Hello Brad, and welcome to the RouterForums. Glad to have you as a member.


----------



## dutchman 46 (May 23, 2007)

Hello Brad
Welcome to the Router Forum! My own thinking would be cost. The unit (shaper) is more expensive, if it is a true shaper. The cutters are usually more expensive. In the long tun, the router does many things just as good, or better. The router can be held and moved quite easily. with the table, it is still more mobile, considering on the model of table. The only thing a router doesn't do is run back wards, and that doesn't seem to be a big minus. For home use, the router is almost always better suited. Now if you have more money than you know what to spend it on, Then the shaper is a nice tool for the heavy work. I hope that this helps. Thanks for asking. the forum will give you assistance with questions if we can.


----------



## FWBGBS (Jul 9, 2009)

dutchman 46 said:


> Hello Brad
> Welcome to the Router Forum! My own thinking would be cost. The unit (shaper) is more expensive, if it is a true shaper. The cutters are usually more expensive. In the long tun, the router does many things just as good, or better. The router can be held and moved quite easily. with the table, it is still more mobile, considering on the model of table. The only thing a router doesn't do is run back wards, and that doesn't seem to be a big minus. For home use, the router is almost always better suited. Now if you have more money than you know what to spend it on, Then the shaper is a nice tool for the heavy work. I hope that this helps. Thanks for asking. the forum will give you assistance with questions if we can.


*Thanks for the gracious reply Dutchman. I truly appreciate the help.*

I've got two Bosch routers/trim that work perfectly for the work I do (1617EVSPK & PR20EVSK). I also have your typical "limited space" issues (10' x 12') and haven't built a router table YET. All my machinery is mobile based. Most everything sits on one side of my garage until I start a project. Then, out goes the car and I have 20' x 24' to work with. This really isn't a router-table or shaper question; eventually I'll have both. I'm thinking I might need the shaper come this Fall when I get started on my "honey-do" list (read: moulding for the living room). This project also compliments a great excuse to acquire another man-toy.

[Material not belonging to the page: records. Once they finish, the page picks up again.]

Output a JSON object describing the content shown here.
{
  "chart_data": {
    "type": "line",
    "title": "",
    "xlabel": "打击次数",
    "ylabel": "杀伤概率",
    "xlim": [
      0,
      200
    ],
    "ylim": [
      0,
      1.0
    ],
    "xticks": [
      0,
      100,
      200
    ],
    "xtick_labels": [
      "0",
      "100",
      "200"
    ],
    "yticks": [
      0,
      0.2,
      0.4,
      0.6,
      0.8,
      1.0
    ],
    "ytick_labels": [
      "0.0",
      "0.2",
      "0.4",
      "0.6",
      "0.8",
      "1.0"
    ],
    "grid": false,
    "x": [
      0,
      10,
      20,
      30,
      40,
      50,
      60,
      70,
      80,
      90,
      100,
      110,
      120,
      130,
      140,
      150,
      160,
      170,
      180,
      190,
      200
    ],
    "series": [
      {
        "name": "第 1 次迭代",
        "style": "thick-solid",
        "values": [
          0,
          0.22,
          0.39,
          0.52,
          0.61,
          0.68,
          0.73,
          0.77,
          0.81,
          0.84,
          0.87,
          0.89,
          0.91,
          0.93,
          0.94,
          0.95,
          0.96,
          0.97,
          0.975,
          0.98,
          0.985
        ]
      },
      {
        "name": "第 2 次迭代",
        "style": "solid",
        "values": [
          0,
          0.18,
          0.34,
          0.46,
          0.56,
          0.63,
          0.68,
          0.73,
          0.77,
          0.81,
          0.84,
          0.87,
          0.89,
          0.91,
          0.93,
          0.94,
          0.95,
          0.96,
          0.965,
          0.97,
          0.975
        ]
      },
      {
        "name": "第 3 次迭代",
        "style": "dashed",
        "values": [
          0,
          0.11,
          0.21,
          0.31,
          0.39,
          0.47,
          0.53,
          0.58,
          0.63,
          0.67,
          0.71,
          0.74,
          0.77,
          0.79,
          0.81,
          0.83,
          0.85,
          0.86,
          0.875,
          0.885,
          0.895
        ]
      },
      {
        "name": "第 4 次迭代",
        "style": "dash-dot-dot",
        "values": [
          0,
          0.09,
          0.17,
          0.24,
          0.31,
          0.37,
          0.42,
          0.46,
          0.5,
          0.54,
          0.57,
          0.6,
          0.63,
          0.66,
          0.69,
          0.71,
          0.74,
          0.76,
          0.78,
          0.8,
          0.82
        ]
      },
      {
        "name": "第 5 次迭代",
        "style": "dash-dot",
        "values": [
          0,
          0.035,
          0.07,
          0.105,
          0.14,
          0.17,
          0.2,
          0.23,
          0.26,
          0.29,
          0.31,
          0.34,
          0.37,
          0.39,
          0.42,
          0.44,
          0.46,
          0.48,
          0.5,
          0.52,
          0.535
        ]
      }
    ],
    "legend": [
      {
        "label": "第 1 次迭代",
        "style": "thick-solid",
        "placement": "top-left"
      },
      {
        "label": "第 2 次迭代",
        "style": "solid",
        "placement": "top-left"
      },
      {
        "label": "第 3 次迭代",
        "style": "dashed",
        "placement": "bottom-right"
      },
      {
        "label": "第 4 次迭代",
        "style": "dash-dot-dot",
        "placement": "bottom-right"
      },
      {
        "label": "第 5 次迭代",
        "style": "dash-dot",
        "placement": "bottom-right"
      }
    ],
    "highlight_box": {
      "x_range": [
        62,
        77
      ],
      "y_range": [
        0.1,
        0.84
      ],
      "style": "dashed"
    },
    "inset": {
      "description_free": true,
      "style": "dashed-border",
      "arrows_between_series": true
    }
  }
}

I'm very aware of the controversy regarding 1/2" router bits run in one's shaper, but my father does this flawlessly via slowing his feed speed. Good point, the cutters are more expensive but after the moulding I'm hoping to run more router bits and fewer cutters

*Both used models can be had for around $150 in very clean well kept condition. The Rockwell manual has both models listed but does not distinguish the two. I figure the 43-122 would be higher end simply by looking at the model number graduation.*

Cheers, Brad


----------



## Ghidrah (Oct 21, 2008)

As the dutchman said, the router does pretty much everything the shaper does and cheaper, except large production projects. 
Like wood panel entry doors windows and many of the larger moldings and does it in one sometimes 2 passes depending on the species.

If you intend on pursuing this type of production operation I'd say go for the one that offers the most versatility and power.


----------